Description
A healthier, gluten-free and dairy-free copycat version of Panda Express’s honey sesame chicken—crispy chicken strips tossed in a sweet and tangy honey sesame sauce.
Ingredients
- 1 egg
- ½ teaspoon salt
- ½ teaspoon ground black pepper
- 1 tablespoon olive oil
- ⅔ cup gluten-free all-purpose flour
- 3 tablespoons cornstarch
- ½ teaspoon baking soda
- 2 chicken fillets (about 10–12 oz), cut into strips
- 1 yellow bell pepper, sliced into thin strips
- ⅔ cup green beans, cut into 1–2 in pieces
- Vegetable oil for frying
- 1 tablespoon white sesame seeds
- ½ cup honey
- ⅓ cup gluten-free hot sauce
- 1 tablespoon apple cider vinegar
- 1 tablespoon lemon juice
- ½ cup filtered water
- 1 tablespoon cornstarch (for sauce)
Instructions
- Beat egg, salt, pepper, and olive oil in a bowl until well combined.
- In another bowl, whisk together gluten-free flour, cornstarch, and baking soda.
- Dip chicken strips in the egg mixture.
- Coat chicken strips in the flour mixture, shaking off excess.
- Heat vegetable oil in a skillet to about 350 °F. Fry chicken strips until golden, about 6–7 minutes, flipping halfway; drain on paper towels.
- In a pan, sauté yellow bell pepper and green beans in oil until tender, about 5 minutes.
- In a saucepan, combine honey, hot sauce, apple cider vinegar, lemon juice, water, and cornstarch; bring to a gentle boil until thickened.
- Combine fried chicken and vegetables in the sauce, stirring to coat evenly; warm together for 2–3 minutes.
- Transfer to a serving plate, sprinkle with sesame seeds, and serve.
Notes
- Egg helps the coating stick—use aquafaba or egg replacer if egg-free.
- Any fine salt works (table, sea, Himalayan).
- Olive or other vegetable oils may be substituted.
- If not gluten-intolerant, regular flour is fine.
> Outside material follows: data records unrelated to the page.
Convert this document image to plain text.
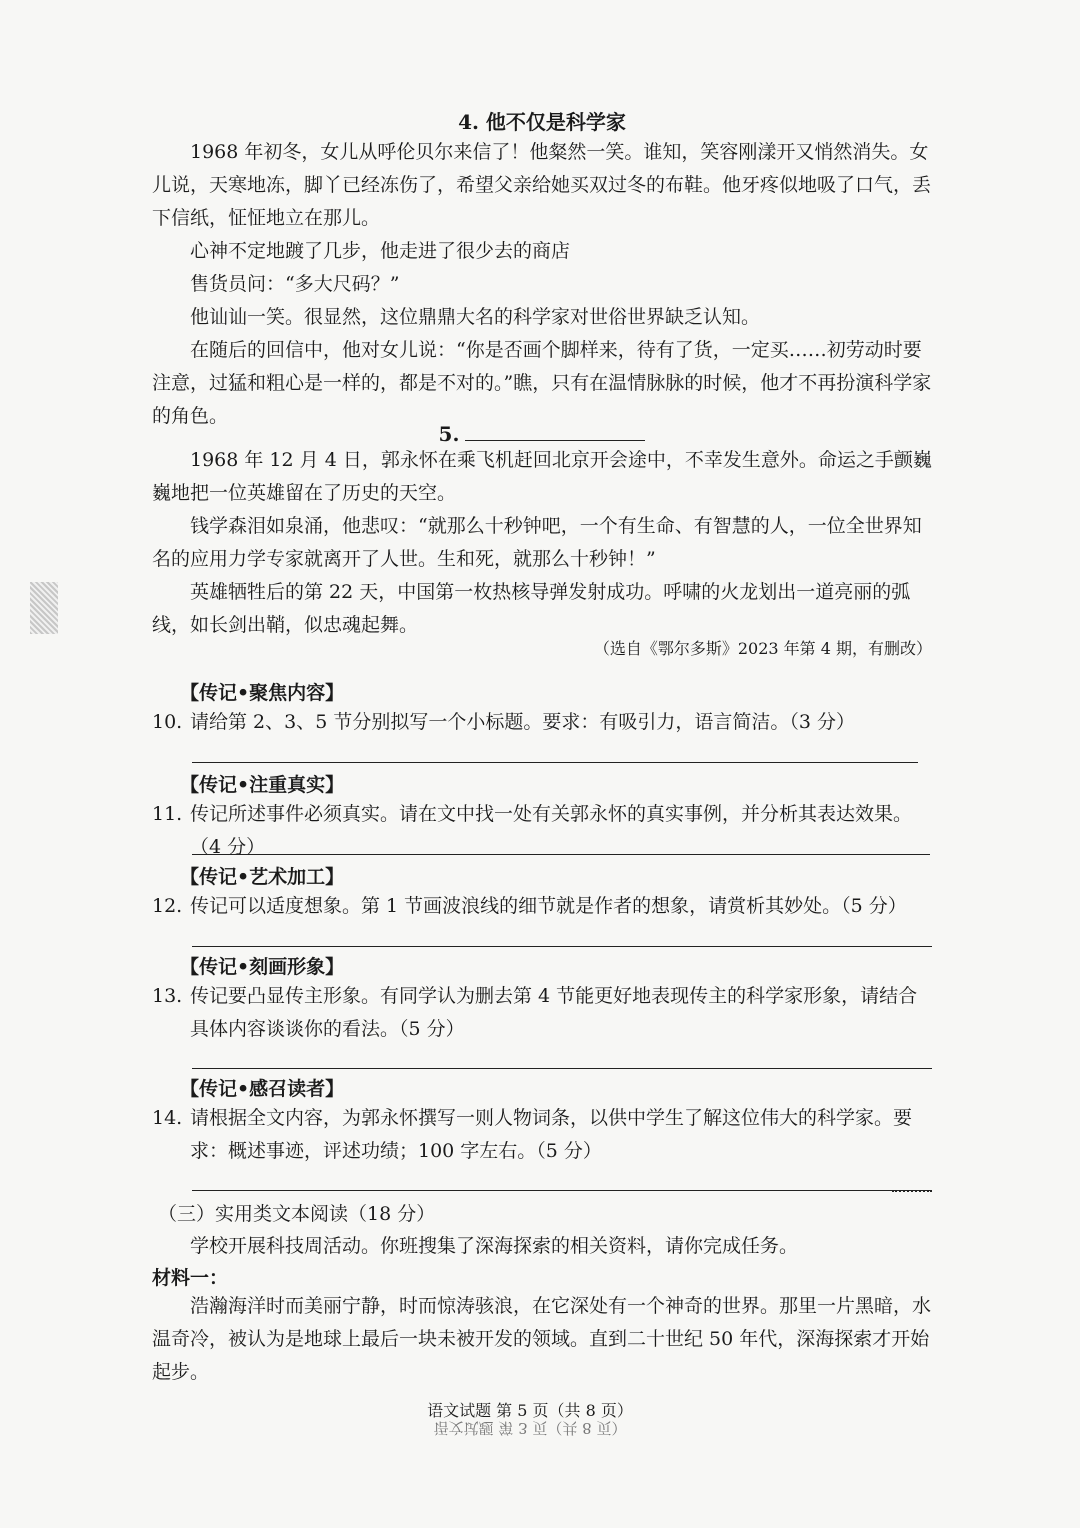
4. 他不仅是科学家

1968 年初冬，女儿从呼伦贝尔来信了！他粲然一笑。谁知，笑容刚漾开又悄然消失。女儿说，天寒地冻，脚丫已经冻伤了，希望父亲给她买双过冬的布鞋。他牙疼似地吸了口气，丢下信纸，怔怔地立在那儿。

心神不定地踱了几步，他走进了很少去的商店

售货员问：“多大尺码？”

他讪讪一笑。很显然，这位鼎鼎大名的科学家对世俗世界缺乏认知。

在随后的回信中，他对女儿说：“你是否画个脚样来，待有了货，一定买……初劳动时要注意，过猛和粗心是一样的，都是不对的。”瞧，只有在温情脉脉的时候，他才不再扮演科学家的角色。

5.

1968 年 12 月 4 日，郭永怀在乘飞机赶回北京开会途中，不幸发生意外。命运之手颤巍巍地把一位英雄留在了历史的天空。

钱学森泪如泉涌，他悲叹：“就那么十秒钟吧，一个有生命、有智慧的人，一位全世界知名的应用力学专家就离开了人世。生和死，就那么十秒钟！”

英雄牺牲后的第 22 天，中国第一枚热核导弹发射成功。呼啸的火龙划出一道亮丽的弧线，如长剑出鞘，似忠魂起舞。

（选自《鄂尔多斯》2023 年第 4 期，有删改）
【传记•聚焦内容】

10. 请给第 2、3、5 节分别拟写一个小标题。要求：有吸引力，语言简洁。（3 分）

【传记•注重真实】

11. 传记所述事件必须真实。请在文中找一处有关郭永怀的真实事例，并分析其表达效果。（4 分）

【传记•艺术加工】

12. 传记可以适度想象。第 1 节画波浪线的细节就是作者的想象，请赏析其妙处。（5 分）

【传记•刻画形象】

13. 传记要凸显传主形象。有同学认为删去第 4 节能更好地表现传主的科学家形象，请结合具体内容谈谈你的看法。（5 分）

【传记•感召读者】

14. 请根据全文内容，为郭永怀撰写一则人物词条，以供中学生了解这位伟大的科学家。要求：概述事迹，评述功绩；100 字左右。（5 分）

（三）实用类文本阅读（18 分）

学校开展科技周活动。你班搜集了深海探索的相关资料，请你完成任务。

材料一：

浩瀚海洋时而美丽宁静，时而惊涛骇浪，在它深处有一个神奇的世界。那里一片黑暗，水温奇冷，被认为是地球上最后一块未被开发的领域。直到二十世纪 50 年代，深海探索才开始起步。

语文试题 第 5 页（共 8 页）
语文试题 第 3 页（共 8 页）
- Cornstarch adds extra crispiness—potato or tapioca starch can be used if needed.
- Ensure hot sauce and baking soda are gluten-free.
- Bell pepper color can be varied according to preference.
- Leftovers store in an airtight container in the fridge up to 3 days; reheat in microwave or skillet.